広島県第2の都市であり、岡山市~広島市の中間点に位置する「福山市」。
こちらでは、福山市における「雪」というテーマについて、どのくらい雪が降る・積もる地域なのかという観点などから「過去の一般的な傾向」に基づいて解説していきます。
情報は全て2023年時点のものであり、その後状況が変化している場合があります。
気象庁による積雪の観測は実施されず
福山市では、気象庁により平成の半ばまで降雪量・積雪深に関する気象観測が実施されてきましたが、2023年現在は実施されていません。
過去のデータを見ると、まとまった積雪の記録は限定されており、昭和の終わりまでは毎年1cm以上の積雪記録があるものの、平成以降は観測終了までの期間、1cm以上の積雪が見られない年も生じるようになっていました。
なお、周辺地域で最も近い積雪観測地点は岡山地方気象台が該当します。いずれも雪が非常に少ない点は共通していますが、距離は50km以上離れているため、必ずしも同一の状況として参考にすることは出来ません。
【福山市】月ごとの雪の傾向(都心の場合)
以下の傾向は、福山市街地における一般的傾向です。市内で雪が多い場所は存在しませんが、市北部の山地では市街地よりは雪が降る機会が多いため、必ずしも全域に当てはまる傾向とは限らない点に注意が必要です。
12月
・雪が積もらない年が大半を占めます。
・雪が降ることもまれで、強い冬型の気圧配置の際など一部に限られます。
1月
・積雪が一度もない年も一般的です。
・一部の年では積雪となるケースもありますが、5cm以上積もるようなケースは極めてまれです。
・「冬型の気圧配置」で積もる場合は広島市街地の積雪を大幅に下回ることが多くなっています。
2月
・1月と大きな傾向の違いはありません。
・過去には2月を中心に本州に影響を及ぼしやすい「南岸低気圧」の影響で雪が積もったケースもありますが、頻度としては非常に少ないものです。
3月
・雪の機会はほとんどない時期です。
・平成以降3月にしっかり積雪した事例はほぼありません。
【福山市】地域による違いはある?
福山市内には、特段「雪が降りやすい・積もりやすい」場所はありません。
市内の全域が日本海側からの雲が入りづらい環境にあり、広島市内と比べてもと瀬戸内側・太平洋側の気候的な特徴がより強く見られます。
但し、一般論として見れば、標高が高い山地や内陸側では「市街地より」は雪の機会が多いと言えます。
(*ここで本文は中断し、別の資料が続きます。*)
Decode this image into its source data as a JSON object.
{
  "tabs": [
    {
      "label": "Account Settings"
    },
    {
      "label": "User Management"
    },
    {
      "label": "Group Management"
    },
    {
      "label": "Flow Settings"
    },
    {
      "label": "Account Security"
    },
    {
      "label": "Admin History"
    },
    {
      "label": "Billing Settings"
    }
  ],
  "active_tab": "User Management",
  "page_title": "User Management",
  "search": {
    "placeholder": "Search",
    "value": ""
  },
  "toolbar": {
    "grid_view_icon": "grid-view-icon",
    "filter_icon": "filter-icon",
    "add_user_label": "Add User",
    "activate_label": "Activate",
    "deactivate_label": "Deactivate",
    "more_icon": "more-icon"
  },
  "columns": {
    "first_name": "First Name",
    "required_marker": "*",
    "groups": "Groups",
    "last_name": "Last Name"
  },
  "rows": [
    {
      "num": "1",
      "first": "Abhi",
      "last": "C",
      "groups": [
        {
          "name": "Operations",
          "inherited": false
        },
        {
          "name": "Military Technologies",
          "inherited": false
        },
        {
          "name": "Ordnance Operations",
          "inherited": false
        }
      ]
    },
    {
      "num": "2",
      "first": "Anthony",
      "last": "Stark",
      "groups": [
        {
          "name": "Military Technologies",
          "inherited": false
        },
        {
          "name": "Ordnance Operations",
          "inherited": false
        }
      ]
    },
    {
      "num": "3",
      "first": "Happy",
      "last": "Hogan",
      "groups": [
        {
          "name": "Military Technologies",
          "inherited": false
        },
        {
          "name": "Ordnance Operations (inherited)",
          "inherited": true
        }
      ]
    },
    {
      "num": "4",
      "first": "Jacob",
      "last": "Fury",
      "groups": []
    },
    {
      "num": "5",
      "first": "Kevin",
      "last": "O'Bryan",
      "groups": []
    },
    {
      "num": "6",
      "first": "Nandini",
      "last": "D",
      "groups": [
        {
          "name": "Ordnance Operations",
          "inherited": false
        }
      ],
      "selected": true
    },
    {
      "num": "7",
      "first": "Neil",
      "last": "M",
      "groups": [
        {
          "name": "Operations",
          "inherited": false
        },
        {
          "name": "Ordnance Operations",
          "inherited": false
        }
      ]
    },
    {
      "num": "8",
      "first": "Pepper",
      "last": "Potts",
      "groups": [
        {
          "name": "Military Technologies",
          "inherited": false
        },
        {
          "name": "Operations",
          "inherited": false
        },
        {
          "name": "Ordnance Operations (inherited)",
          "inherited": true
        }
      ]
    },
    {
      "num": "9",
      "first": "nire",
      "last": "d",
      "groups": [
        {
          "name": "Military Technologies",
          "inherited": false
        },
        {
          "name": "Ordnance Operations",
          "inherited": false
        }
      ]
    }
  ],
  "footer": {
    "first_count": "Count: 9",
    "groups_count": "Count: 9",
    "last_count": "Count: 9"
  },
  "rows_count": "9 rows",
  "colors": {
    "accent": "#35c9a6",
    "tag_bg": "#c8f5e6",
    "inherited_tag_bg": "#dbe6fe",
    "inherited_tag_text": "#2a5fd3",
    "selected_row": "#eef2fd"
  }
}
とりわけ神石高原町と隣接する地域を中心に気温も大幅に低くなりやすく、九州・四国の南岸を低気圧が通るケース(南岸低気圧)では、市街地で雨、山地で積雪という大きな違いが生じることもあります(頻度はそれほど多くありません)。
【福山市】雪が降る要因・パターン
【福山市】その他知っておきたいポイント
どうして広島市より雪が少ない?
福山市で降る雪が広島市より少ない理由は、「日本海から遠い」ことによります。広島市は瀬戸内側ながら島根県日本海沿岸からの距離が都心まで60km台程度とそれほど遠くないため、「冬型の気圧配置」の際に雪雲が郊外を中心にしっかり流れ込む場合がありますが、福山市街地からは日本海沿岸まで100km以上あり、雲は途中で消えてしまうことがほとんどです。
南岸低気圧によるごくまれな大雪
広島市で大雪となるケースが「冬型の気圧配置」が多いのに対し、福山市は冬型の気圧配置の影響を受けにくいこともあり、ごくまれな大雪は「南岸低気圧」によるケースが目立ちます。
21世紀以降では2008年や2014年に(2023年現在)市街地周辺でもある程度まとまった積雪となった事例があるなど、全く雪の事例がない訳ではありません。
なお、南岸低気圧通過時は郊外の山沿いと市街地など海に近い地域で雪の状況が大きく異なる場合があります。
各地と比べると?
福山市の「雪」は、周辺では岡山市・倉敷市などと余り変わらない状況で非常に少ない傾向を持ちます。また、東京と比較すると雪の降る量などは少ないと言えます。
福山より更に雪が少ない場所は、県庁所在地で見ると大阪市・神戸市・松山市・大分市・宮崎市・静岡市など一部に限られます。
鞆の浦で雪景色は見られる?
福山市で最も知名度の高い観光地の一つ「鞆の浦」は、市街地と同様積雪の機会は非常に少ない環境です。
年によってはうっすら程度など、積雪するケースもゼロではありませんが、その頻度が非常に少ない以上「雪景色となる機会」を「狙って」訪れるようなことはほぼ不可能と言えます。基本的には偶然ごくまれな雪景色を見ることができれば「幸運」といった状況です。